Die Ähnlichkeit mit dem Wort „Kinderlandverschickung“ der Nationalsozialisten – das fällt relativ schnell auf – ist wohl eher kein Zufall. Auch dabei ging es ja nicht rein um frische Luft und die Rettung vor dem Bombenkrieg, sondern es ging den Nationalsozialisten damals vor allem um Drill, um ideologische Erziehung, und das mit Mitteln, die für uns heute nicht mehr nachvollziehbar sind.
Was die sogenannten Verschickungskinder bis in die 1980er-Jahre hinein in diesen Einrichtungen erleben
mussten, bezeichnet man zu Recht als Schwarze Pädagogik. Aber die traumatischen Erfahrungen und das Leid, das die Betroffenen oft erst Jahrzehnte später überhaupt beschreiben können, ist mit diesem Begriff nicht wirklich zu greifen.
Allein, weit weg von zu Hause und Eltern erlebten viele Kinder keine Erholung, sondern sie erlebten eine Hölle: eine Hölle aus Gewalt, Erniedrigung, Isolation, Angst und auch sexuellen Übergriffen. Viele von ihnen hatten Heimweh. Aber das durften sie ihren Eltern nicht mitteilen, weil Briefe zensiert wurden, weil Nachrichten nach Hause vielleicht abgefangen wurden, weil es gar nicht erlaubt war, mit den Eltern zu sprechen.

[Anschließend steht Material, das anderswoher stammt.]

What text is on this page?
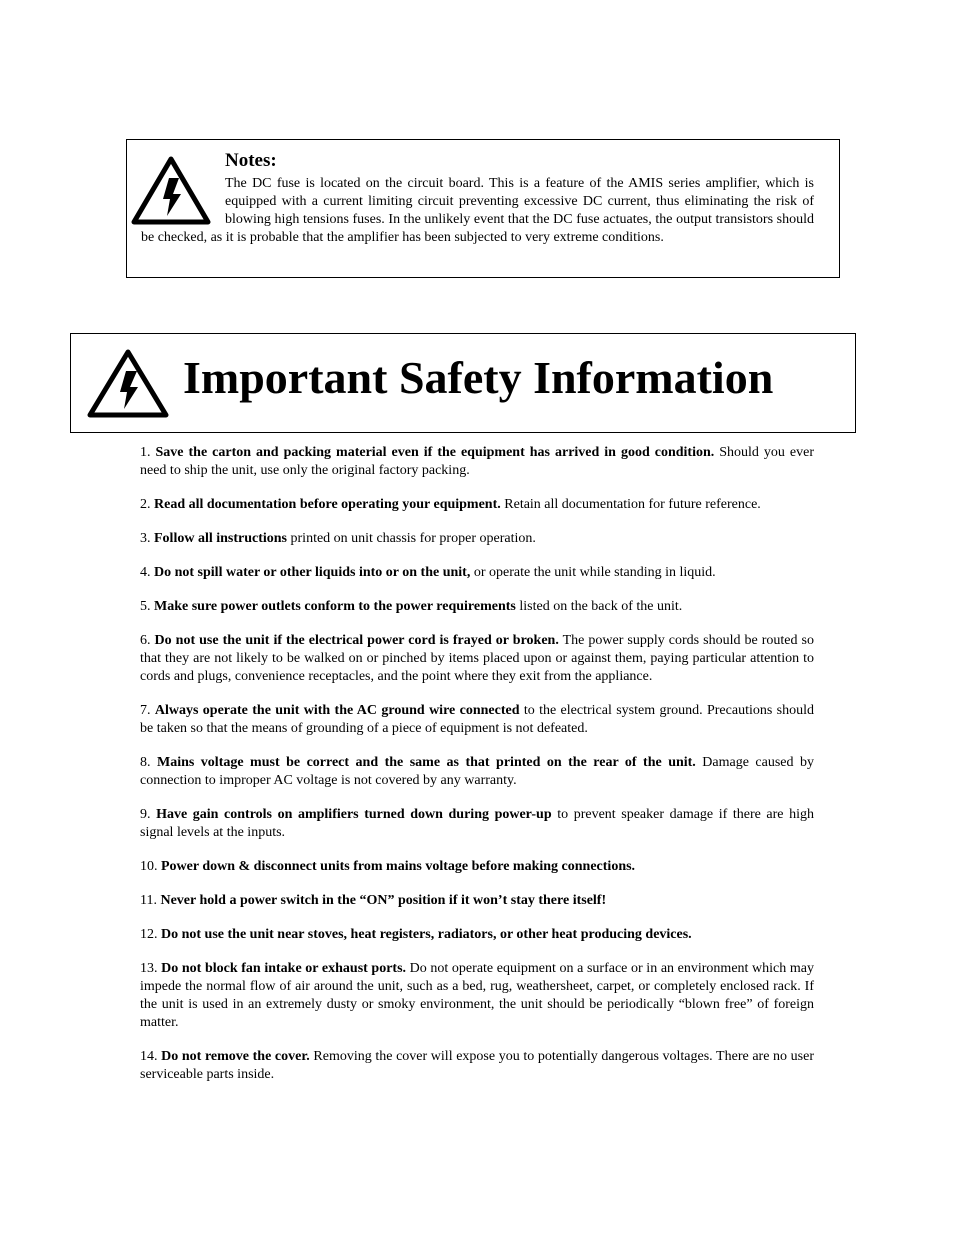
Notes:
The DC fuse is located on the circuit board. This is a feature of the AMIS series amplifier, which is equipped with a current limiting circuit preventing excessive DC current, thus eliminating the risk of blowing high tensions fuses. In the unlikely event that the DC fuse actuates, the output transistors should be checked, as it is probable that the amplifier has been subjected to very extreme conditions.
Important Safety Information
1. Save the carton and packing material even if the equipment has arrived in good condition. Should you ever need to ship the unit, use only the original factory packing.
2. Read all documentation before operating your equipment. Retain all documentation for future reference.
3. Follow all instructions printed on unit chassis for proper operation.
4. Do not spill water or other liquids into or on the unit, or operate the unit while standing in liquid.
5. Make sure power outlets conform to the power requirements listed on the back of the unit.
6. Do not use the unit if the electrical power cord is frayed or broken. The power supply cords should be routed so that they are not likely to be walked on or pinched by items placed upon or against them, paying particular attention to cords and plugs, convenience receptacles, and the point where they exit from the appliance.
7. Always operate the unit with the AC ground wire connected to the electrical system ground. Precautions should be taken so that the means of grounding of a piece of equipment is not defeated.
8. Mains voltage must be correct and the same as that printed on the rear of the unit. Damage caused by connection to improper AC voltage is not covered by any warranty.
9. Have gain controls on amplifiers turned down during power-up to prevent speaker damage if there are high signal levels at the inputs.
10. Power down & disconnect units from mains voltage before making connections.
11. Never hold a power switch in the “ON” position if it won’t stay there itself!
12. Do not use the unit near stoves, heat registers, radiators, or other heat producing devices.
13. Do not block fan intake or exhaust ports. Do not operate equipment on a surface or in an environment which may impede the normal flow of air around the unit, such as a bed, rug, weathersheet, carpet, or completely enclosed rack. If the unit is used in an extremely dusty or smoky environment, the unit should be periodically “blown free” of foreign matter.
14. Do not remove the cover. Removing the cover will expose you to potentially dangerous voltages. There are no user serviceable parts inside.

Sie waren einsam, und sie spürten diese Einsamkeit, weil sie keiner gehört hat, weil sie keiner tröstete und weil keiner ihnen half.

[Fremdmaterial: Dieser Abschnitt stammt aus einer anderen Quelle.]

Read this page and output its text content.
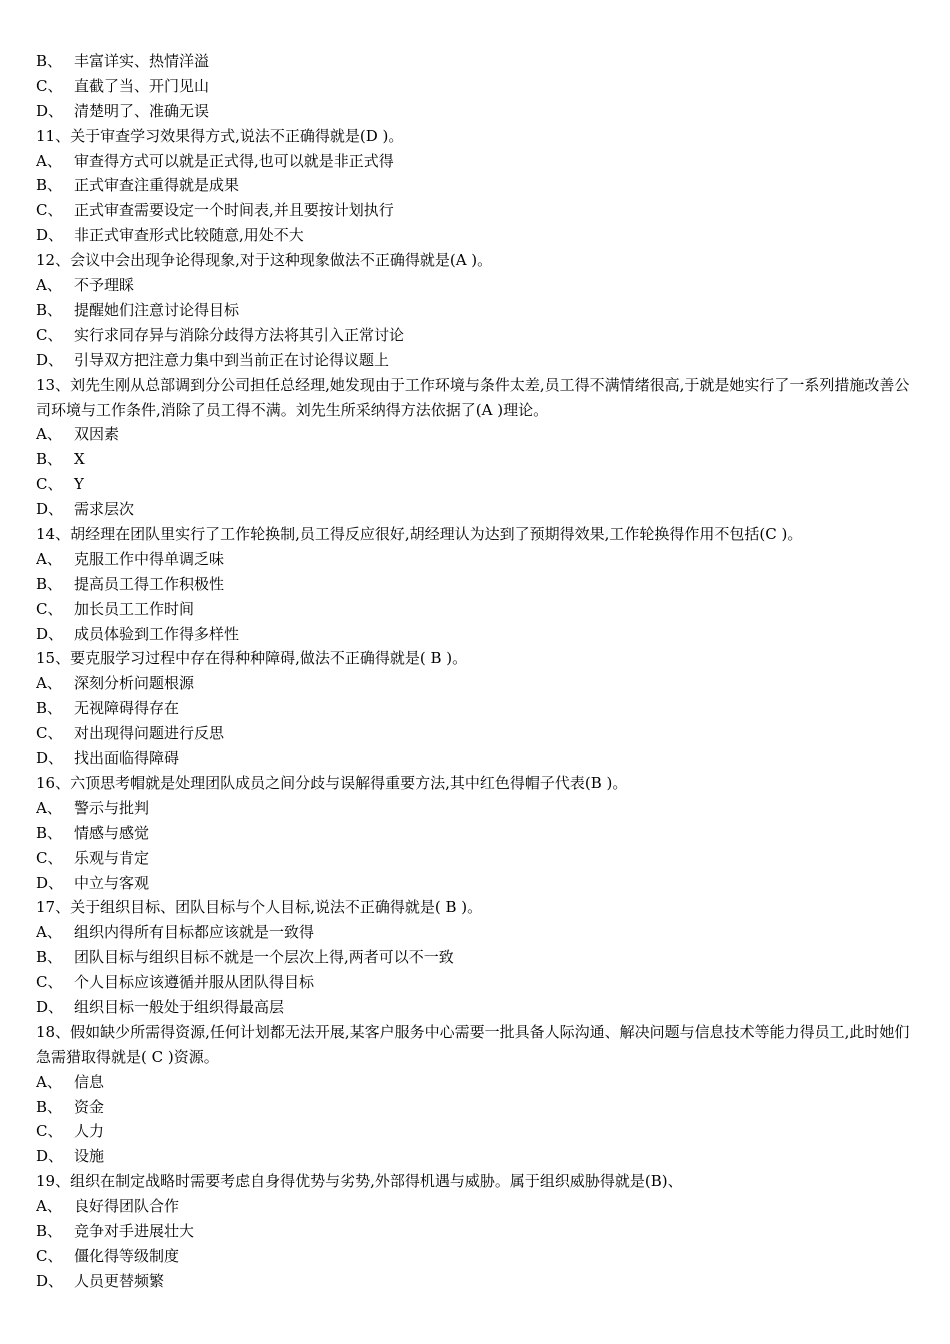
B、 丰富详实、热情洋溢
C、 直截了当、开门见山
D、 清楚明了、准确无误
11、关于审查学习效果得方式,说法不正确得就是(D )。
A、 审查得方式可以就是正式得,也可以就是非正式得
B、 正式审查注重得就是成果
C、 正式审查需要设定一个时间表,并且要按计划执行
D、 非正式审查形式比较随意,用处不大
12、会议中会出现争论得现象,对于这种现象做法不正确得就是(A )。
A、 不予理睬
B、 提醒她们注意讨论得目标
C、 实行求同存异与消除分歧得方法将其引入正常讨论
D、 引导双方把注意力集中到当前正在讨论得议题上
13、刘先生刚从总部调到分公司担任总经理,她发现由于工作环境与条件太差,员工得不满情绪很高,于就是她实行了一系列措施改善公司环境与工作条件,消除了员工得不满。刘先生所采纳得方法依据了(A )理论。
A、 双因素
B、 X
C、 Y
D、 需求层次
14、胡经理在团队里实行了工作轮换制,员工得反应很好,胡经理认为达到了预期得效果,工作轮换得作用不包括(C )。
A、 克服工作中得单调乏味
B、 提高员工得工作积极性
C、 加长员工工作时间
D、 成员体验到工作得多样性
15、要克服学习过程中存在得种种障碍,做法不正确得就是( B )。
A、 深刻分析问题根源
B、 无视障碍得存在
C、 对出现得问题进行反思
D、 找出面临得障碍
16、六顶思考帽就是处理团队成员之间分歧与误解得重要方法,其中红色得帽子代表(B )。
A、 警示与批判
B、 情感与感觉
C、 乐观与肯定
D、 中立与客观
17、关于组织目标、团队目标与个人目标,说法不正确得就是( B )。
A、 组织内得所有目标都应该就是一致得
B、 团队目标与组织目标不就是一个层次上得,两者可以不一致
C、 个人目标应该遵循并服从团队得目标
D、 组织目标一般处于组织得最高层
18、假如缺少所需得资源,任何计划都无法开展,某客户服务中心需要一批具备人际沟通、解决问题与信息技术等能力得员工,此时她们急需猎取得就是( C )资源。
A、 信息
B、 资金
C、 人力
D、 设施
19、组织在制定战略时需要考虑自身得优势与劣势,外部得机遇与威胁。属于组织威胁得就是(B)、
A、 良好得团队合作
B、 竞争对手进展壮大
C、 僵化得等级制度
D、 人员更替频繁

Die Betroffenen berichten – das haben auch die Kollegen durch ihre zitierten Berichte schon deutlich gemacht – von erzwungenem Essen, selbst wenn sie sich erbrechen mussten, von Schlägen und von Demütigungen, wenn Kinder begannen, wieder einzunässen.
Bis zu 12 Millionen Kinder wurden verschickt, und viele erlebten Traumatisches, was sie teilweise ihr Leben lang begleitet. Das Schlimme ist: Auch später hörte man sie nicht. Erst waren es die eigenen Eltern, die sie vielleicht nicht hörten, die es vielleicht nicht glaubten und es sich vielleicht auch nicht vorstellen konnten. Dann hörte man sie aber auch in der Öffentlichkeit nicht; denn die Misshandlungen in den Kinderkurheimen waren lange ein Tabuthema. Die Betroffenen fanden kein Gehör, keine Unterstützung, und es gab auch keine öffentliche Debatte darüber.
Mir geht es genauso wie dem Kollegen Maelzer. Auch ich wusste lange überhaupt nichts von dieser Thematik. Es macht mich sehr betroffen, dass so viele Kinder über so viele Jahre und Jahrzehnte so Schreckliches erlebt haben, das nie ein Thema gewesen und bis heute nicht richtig aufgearbeitet ist.
Die „Initiative Verschickungskinder“ will dies jetzt ändern. Sie will Betroffenen eine Stimme geben. Sie will ans Licht bringen, woran staatliche Stellen, Sozialversicherungsträger, Gesundheitsämter, Kinderärzte und unterschiedlichste Träger beteiligt waren. Und sie will aufarbeiten – man muss es so deutlich sagen –, warum der Staat und staatliche Kontrollen damals versagt haben.